The Chengdu Pambassador Program is looking for panda-lovers who are keen to support panda conservation by becoming the new Chengdu Pambassadors, or Panda Ambassadors. Last week, the Chengdu Panda Base launched PandaQuest, a competition starting on Facebookand continuing through to on-the-ground events around the world and in Chengdu to create awareness about panda conservation and the Chengdu Panda Base’s goal to return pandas to the wild. The three Chengdu Pambassadors will have the unique opportunity to tour the world over five to six months and visit to help spread the word about Panda Conservation efforts. The cities around the world that the #pambassadors will be visiting all have Pandas that were born in the Chengdu captive breeding program with the aim of diversifying the gene pool and bringing Pandas back from the brink of extinction.
There is still time to enter yourself as a 2012 #Pambassador Candidate and make it to the semi-Finals in Washington, DC October 15th – 17th! The most important steps are setting up your profile, creating your profile cover graphic, and then asking friends for recommendation and hugs. Once you have that set up you can work on your one minute candidate video.
Did you know that by the end of 2011 there were only 1,590 Giant Pandas in the Wild and 333 in captivity?
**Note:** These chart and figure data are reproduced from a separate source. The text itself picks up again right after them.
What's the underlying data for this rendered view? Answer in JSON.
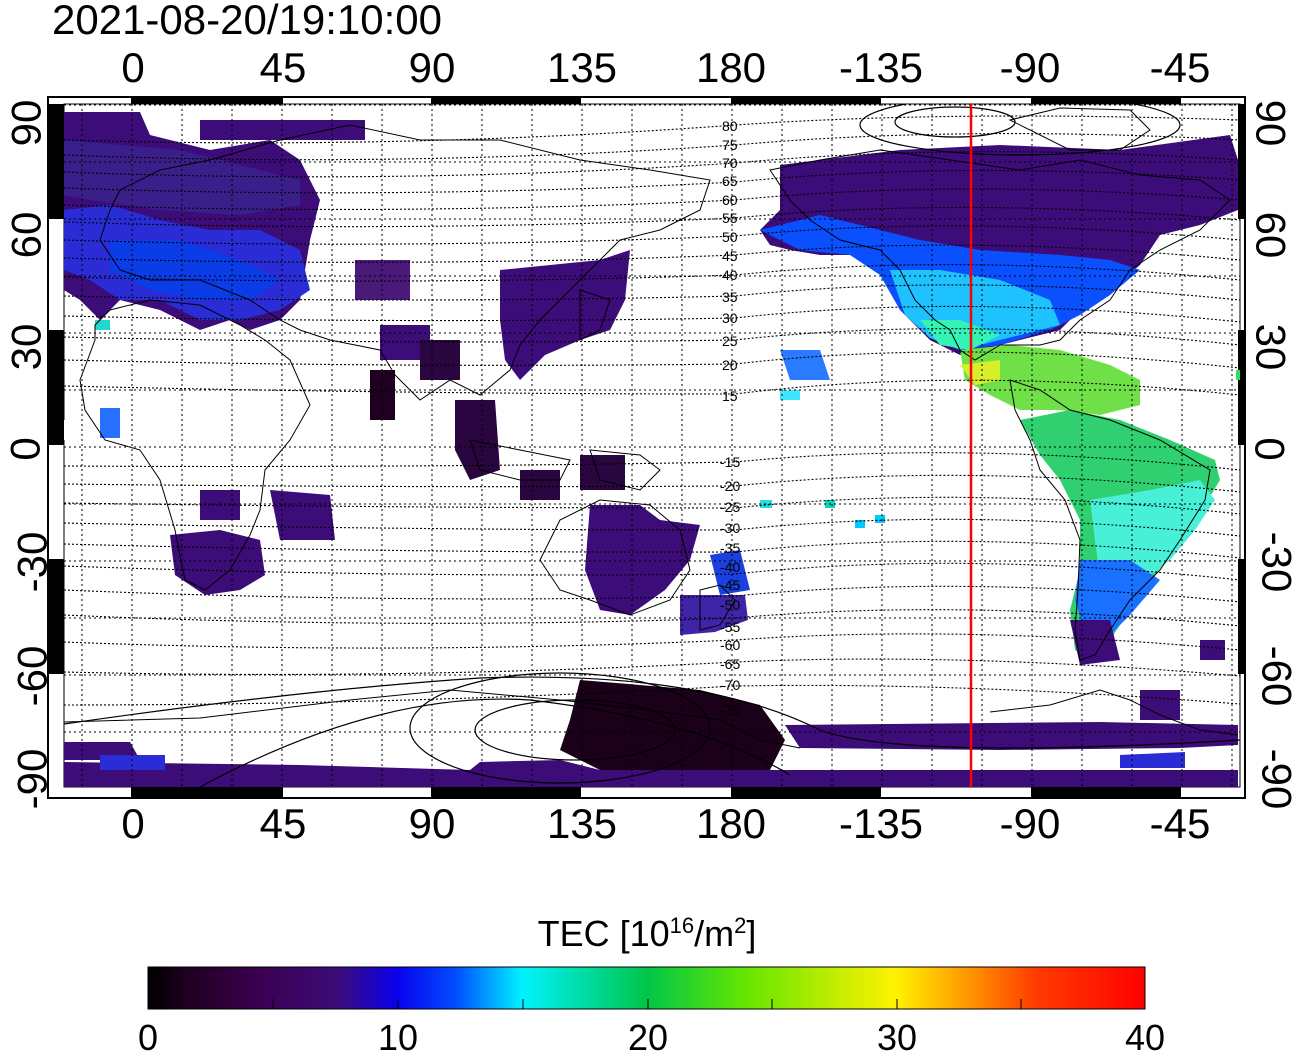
{
  "timestamp": "2021-08-20/19:10:00",
  "x_tick_labels": [
    "0",
    "45",
    "90",
    "135",
    "180",
    "-135",
    "-90",
    "-45"
  ],
  "y_tick_labels": [
    "90",
    "60",
    "30",
    "0",
    "-30",
    "-60",
    "-90"
  ],
  "geomagnetic_latitude_labels": {
    "northern": [
      "80",
      "75",
      "70",
      "65",
      "60",
      "55",
      "50",
      "45",
      "40",
      "35",
      "30",
      "25",
      "20",
      "15"
    ],
    "southern": [
      "-15",
      "-20",
      "-25",
      "-30",
      "-35",
      "-40",
      "-45",
      "-50",
      "-55",
      "-60",
      "-65",
      "-70",
      "-75"
    ]
  },
  "colorbar": {
    "title_main": "TEC  [10",
    "title_exp1": "16",
    "title_mid": "/m",
    "title_exp2": "2",
    "title_end": "]",
    "tick_labels": [
      "0",
      "10",
      "20",
      "30",
      "40"
    ],
    "min": 0,
    "max": 40
  },
  "map": {
    "projection": "equirectangular",
    "longitude_range": [
      -20,
      340
    ],
    "latitude_range": [
      -90,
      90
    ],
    "longitude_grid_step": 15,
    "latitude_grid_step": 15,
    "subsolar_meridian_longitude": -107,
    "colors": {
      "subsolar_meridian": "#ff0000",
      "grid": "#000000",
      "coastline": "#000000"
    }
  }
}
Chengdu (China) Panda Base’s goal is to return Pandas to the wild.
A female adult Panda can begin to have babies at 5 years old. They generally have 1 or 2 babies at a time.
Pandas are pregnant between 80 and 100 days.
An adult giant panda in the wild generally spends about 16 hours searching for and eating bamboo. A captive bred giant panda usually spends about 8-10 hours eating bamboo, and the remaining time is used for sleeping and playing (with each other and enrichment activities their keepers engage them in).
Giant Pandas will choose different kinds of bamboos and different parts of the bamboo depending on the season
The giant panda is believed to be about 8 million years old one of the oldest existing species. Sometimes scientists refer to it as “the living fossil”
Giant Pandas eat a lot of bamboo and enjoy sweet fruits but they will occasionally eat meat.